Retailers, such as Play.com, Tesco and Amazon, have increasingly used the Low Value Consignment Relief (LVCR) rule to avoid paying VAT on products sold online.
However, the LVCR will no longer apply to all goods sent from the Channel Islands from April 1, after the government found that it was costing £140m a year.
The maximum price of goods allowed under LVCR was also reduced from £18 to £15 on November 1, following a Budget announcement in March.
"These reforms will ensure that UK companies, especially small and medium-sized enterprises, can compete on a level playing field with those larger companies with the resources to set up operations in the Channel Islands," said David Gauke, exchequer secretary to the Treasury.
"We are also protecting a significant amount of tax revenue. By making these changes, we are striking the best possible balance between the costs of collecting small amounts of VAT and protecting the interests of UK taxpayers and businesses."
LVCR was originally implemented as a VAT exemption for goods coming to the UK from outside the EU, as previously collecting small amounts of VAT cost more than it was actually worth.
The problems arose because the Channel Islands are treated as being outside of the EU for VAT purposes, enabling retailers to send low-price goods to the islands and have them sent back individually to the UK.
Richard Allen, a spokesperson for Retailers Against VAT Avoidance, said that businesses would welcome the removal of this "major market distortion".
"The VAT Loophole is not only contra to the basic principles of EU VAT law but is also contra to any sense of fair play and a 'moral market'," he said.
"Although we welcome competition based on price and service, a scheme that abuses tax legislation in order to promote damaging and predatory competitive behaviour should never have been allowed to develop.
"We hope that the UK Government and EU will now remain vigilant and ready to close down any similar schemes should they develop in other locations.
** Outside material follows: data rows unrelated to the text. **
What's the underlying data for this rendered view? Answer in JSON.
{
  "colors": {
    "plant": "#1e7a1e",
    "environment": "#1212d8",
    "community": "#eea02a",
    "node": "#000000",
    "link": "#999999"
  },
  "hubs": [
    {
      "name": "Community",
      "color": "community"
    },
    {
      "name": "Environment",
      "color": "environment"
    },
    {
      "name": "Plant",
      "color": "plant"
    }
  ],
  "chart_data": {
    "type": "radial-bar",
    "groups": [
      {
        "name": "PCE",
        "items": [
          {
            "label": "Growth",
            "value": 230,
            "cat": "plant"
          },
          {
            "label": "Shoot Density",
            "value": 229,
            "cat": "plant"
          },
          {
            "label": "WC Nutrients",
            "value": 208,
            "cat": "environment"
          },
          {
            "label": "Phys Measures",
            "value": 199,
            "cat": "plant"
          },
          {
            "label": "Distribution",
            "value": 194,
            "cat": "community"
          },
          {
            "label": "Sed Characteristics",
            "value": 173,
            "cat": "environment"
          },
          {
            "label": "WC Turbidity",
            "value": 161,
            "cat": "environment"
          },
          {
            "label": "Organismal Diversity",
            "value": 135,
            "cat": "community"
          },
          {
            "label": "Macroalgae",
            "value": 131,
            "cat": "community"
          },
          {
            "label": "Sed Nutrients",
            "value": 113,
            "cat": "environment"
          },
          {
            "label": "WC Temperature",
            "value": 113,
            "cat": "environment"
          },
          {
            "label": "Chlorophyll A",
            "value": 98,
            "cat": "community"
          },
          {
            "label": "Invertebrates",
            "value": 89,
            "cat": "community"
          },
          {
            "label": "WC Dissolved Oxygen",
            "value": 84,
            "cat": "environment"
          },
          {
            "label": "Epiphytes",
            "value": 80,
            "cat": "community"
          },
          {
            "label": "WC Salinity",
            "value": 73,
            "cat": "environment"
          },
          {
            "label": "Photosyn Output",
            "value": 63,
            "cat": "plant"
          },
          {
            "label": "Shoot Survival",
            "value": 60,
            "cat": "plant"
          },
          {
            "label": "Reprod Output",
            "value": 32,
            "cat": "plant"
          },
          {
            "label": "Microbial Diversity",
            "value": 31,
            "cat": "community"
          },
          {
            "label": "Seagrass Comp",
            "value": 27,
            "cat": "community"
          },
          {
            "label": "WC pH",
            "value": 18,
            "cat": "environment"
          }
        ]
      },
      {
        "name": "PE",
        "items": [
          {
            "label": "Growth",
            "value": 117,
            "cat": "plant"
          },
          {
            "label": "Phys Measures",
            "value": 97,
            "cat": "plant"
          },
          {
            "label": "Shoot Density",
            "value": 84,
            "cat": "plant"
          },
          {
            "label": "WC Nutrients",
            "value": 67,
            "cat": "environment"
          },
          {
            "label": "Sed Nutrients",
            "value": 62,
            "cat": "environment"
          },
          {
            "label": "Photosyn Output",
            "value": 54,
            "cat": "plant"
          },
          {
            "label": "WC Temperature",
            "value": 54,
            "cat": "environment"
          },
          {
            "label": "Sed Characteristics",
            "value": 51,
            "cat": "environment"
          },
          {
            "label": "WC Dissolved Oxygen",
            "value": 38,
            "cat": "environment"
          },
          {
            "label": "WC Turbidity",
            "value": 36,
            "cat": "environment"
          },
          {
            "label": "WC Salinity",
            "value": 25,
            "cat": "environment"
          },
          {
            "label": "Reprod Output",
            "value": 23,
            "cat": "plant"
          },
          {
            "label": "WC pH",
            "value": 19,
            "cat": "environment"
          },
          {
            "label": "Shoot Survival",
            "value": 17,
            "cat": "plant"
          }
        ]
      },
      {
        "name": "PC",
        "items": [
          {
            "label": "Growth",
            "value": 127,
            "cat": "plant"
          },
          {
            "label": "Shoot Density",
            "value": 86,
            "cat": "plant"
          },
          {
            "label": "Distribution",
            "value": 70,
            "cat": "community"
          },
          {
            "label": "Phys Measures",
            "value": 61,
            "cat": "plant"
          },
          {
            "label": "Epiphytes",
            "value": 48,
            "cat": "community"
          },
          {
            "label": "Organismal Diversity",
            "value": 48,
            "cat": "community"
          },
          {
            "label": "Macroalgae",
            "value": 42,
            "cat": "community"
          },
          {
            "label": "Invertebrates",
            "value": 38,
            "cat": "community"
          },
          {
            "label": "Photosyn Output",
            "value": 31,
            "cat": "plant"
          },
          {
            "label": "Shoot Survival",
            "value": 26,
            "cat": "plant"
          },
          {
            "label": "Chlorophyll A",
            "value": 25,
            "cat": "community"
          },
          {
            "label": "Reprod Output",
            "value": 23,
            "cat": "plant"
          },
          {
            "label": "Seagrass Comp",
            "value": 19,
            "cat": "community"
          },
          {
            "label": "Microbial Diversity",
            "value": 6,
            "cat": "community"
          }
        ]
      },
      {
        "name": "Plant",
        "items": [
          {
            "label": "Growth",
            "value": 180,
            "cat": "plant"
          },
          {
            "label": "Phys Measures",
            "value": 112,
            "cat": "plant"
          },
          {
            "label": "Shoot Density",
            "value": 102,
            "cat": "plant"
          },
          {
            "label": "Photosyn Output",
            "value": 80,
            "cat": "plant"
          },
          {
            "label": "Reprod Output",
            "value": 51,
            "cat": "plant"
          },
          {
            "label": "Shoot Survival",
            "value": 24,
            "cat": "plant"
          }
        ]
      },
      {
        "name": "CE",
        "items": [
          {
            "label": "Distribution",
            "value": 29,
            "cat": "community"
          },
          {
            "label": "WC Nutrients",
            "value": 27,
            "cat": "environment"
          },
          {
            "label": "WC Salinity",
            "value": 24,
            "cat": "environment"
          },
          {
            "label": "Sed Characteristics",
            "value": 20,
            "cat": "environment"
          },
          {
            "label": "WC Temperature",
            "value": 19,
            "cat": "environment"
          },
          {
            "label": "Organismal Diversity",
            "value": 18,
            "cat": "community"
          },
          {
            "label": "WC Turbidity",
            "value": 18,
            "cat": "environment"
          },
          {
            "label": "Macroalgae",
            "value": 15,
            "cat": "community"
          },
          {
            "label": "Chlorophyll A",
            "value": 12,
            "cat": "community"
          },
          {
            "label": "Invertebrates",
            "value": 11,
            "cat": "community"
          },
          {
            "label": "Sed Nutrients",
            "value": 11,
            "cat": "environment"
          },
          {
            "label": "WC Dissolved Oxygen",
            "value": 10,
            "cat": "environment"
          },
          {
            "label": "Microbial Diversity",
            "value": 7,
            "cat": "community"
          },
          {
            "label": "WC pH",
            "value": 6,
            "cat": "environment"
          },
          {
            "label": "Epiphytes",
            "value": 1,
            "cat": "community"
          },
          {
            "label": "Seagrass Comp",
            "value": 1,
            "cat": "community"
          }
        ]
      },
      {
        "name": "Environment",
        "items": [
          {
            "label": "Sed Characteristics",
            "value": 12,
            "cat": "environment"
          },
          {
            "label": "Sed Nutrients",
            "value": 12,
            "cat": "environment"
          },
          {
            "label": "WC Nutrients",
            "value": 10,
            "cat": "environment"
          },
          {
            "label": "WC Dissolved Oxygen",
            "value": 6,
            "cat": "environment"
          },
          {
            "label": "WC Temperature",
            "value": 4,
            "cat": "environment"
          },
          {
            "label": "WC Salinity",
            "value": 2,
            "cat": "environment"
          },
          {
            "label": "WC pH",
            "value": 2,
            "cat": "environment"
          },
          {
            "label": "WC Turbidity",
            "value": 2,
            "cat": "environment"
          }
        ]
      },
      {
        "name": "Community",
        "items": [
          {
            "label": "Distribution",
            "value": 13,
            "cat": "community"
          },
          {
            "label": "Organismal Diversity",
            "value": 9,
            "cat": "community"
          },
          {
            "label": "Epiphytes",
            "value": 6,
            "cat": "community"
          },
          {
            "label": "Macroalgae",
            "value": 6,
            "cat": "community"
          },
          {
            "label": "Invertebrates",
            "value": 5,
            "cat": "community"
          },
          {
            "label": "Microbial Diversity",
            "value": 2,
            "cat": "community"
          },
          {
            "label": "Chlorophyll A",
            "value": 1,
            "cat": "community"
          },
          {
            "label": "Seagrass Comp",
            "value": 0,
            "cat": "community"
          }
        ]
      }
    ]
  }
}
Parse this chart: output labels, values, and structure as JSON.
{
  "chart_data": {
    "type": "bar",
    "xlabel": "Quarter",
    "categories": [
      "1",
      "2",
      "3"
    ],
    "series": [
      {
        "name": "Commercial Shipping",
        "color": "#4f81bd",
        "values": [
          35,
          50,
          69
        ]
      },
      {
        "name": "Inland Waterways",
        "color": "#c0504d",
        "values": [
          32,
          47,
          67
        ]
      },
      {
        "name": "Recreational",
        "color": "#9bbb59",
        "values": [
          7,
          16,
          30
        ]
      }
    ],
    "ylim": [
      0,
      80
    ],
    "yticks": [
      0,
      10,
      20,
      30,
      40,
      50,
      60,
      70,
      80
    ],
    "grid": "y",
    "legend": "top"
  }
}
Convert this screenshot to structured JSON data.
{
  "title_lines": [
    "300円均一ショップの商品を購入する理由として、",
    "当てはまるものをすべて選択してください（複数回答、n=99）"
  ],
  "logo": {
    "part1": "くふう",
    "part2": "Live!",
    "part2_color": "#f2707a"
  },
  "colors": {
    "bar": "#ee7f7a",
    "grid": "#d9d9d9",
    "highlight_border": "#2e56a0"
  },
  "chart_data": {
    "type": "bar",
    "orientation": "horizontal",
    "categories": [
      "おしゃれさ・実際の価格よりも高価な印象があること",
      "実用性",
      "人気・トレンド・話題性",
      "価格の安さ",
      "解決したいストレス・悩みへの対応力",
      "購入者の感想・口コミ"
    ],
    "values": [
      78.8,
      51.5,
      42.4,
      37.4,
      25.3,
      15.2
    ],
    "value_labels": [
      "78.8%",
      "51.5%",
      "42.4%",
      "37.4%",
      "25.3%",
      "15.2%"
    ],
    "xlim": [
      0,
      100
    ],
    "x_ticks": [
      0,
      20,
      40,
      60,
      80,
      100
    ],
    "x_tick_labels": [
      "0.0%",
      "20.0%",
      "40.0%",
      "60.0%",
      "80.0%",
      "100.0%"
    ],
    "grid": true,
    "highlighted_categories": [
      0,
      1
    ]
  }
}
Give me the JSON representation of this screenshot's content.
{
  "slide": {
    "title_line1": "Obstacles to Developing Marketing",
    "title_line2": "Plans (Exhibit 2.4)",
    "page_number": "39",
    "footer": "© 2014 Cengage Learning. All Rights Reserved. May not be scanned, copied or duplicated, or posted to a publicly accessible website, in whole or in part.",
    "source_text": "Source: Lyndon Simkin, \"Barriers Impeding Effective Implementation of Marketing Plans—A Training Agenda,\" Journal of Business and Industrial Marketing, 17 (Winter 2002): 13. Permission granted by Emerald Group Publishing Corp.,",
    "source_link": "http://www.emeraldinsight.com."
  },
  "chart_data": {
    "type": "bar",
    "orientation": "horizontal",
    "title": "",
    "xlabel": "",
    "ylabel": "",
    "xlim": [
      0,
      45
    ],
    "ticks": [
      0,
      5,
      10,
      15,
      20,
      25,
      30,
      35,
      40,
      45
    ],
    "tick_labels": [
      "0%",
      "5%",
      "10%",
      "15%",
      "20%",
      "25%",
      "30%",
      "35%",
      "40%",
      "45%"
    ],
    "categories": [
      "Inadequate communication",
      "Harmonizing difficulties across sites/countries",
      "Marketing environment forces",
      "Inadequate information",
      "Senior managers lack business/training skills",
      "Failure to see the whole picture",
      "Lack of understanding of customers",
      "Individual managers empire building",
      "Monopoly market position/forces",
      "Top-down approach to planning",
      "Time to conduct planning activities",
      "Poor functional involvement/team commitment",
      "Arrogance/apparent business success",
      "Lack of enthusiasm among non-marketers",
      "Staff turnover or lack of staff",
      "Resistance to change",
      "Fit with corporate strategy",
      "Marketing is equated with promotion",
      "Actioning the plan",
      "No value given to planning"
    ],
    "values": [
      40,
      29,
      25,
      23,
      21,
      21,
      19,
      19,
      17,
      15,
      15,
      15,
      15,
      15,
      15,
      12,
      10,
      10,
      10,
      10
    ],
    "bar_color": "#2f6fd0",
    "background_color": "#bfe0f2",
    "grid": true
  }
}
The Channel Island's VAT loophole has over many years destroyed livelihoods and caused much misery in the UK business community."
Officials in Jersey and Guernsey have warned that the change would have a "significant impact" on the islands. They are concerned about the amount of notice they were given about the move, which could put up to 1,700 jobs at risk across the islands.
However, Allen said: "We are of course sympathetic to those Channel Island employees who may lose their jobs as a result of the ending of this industry but we think it is entirely disingenuous for commentators to blame the loss of that employment on those attempting to correct what is clearly an unacceptable, unsustainable and damaging abuse of the tax system."
In 2009, the government uncovered an error in legislation that meant measures preventing the sale of adult videos and video games to under-18s were actually unenforceable. The loophole has since been closed.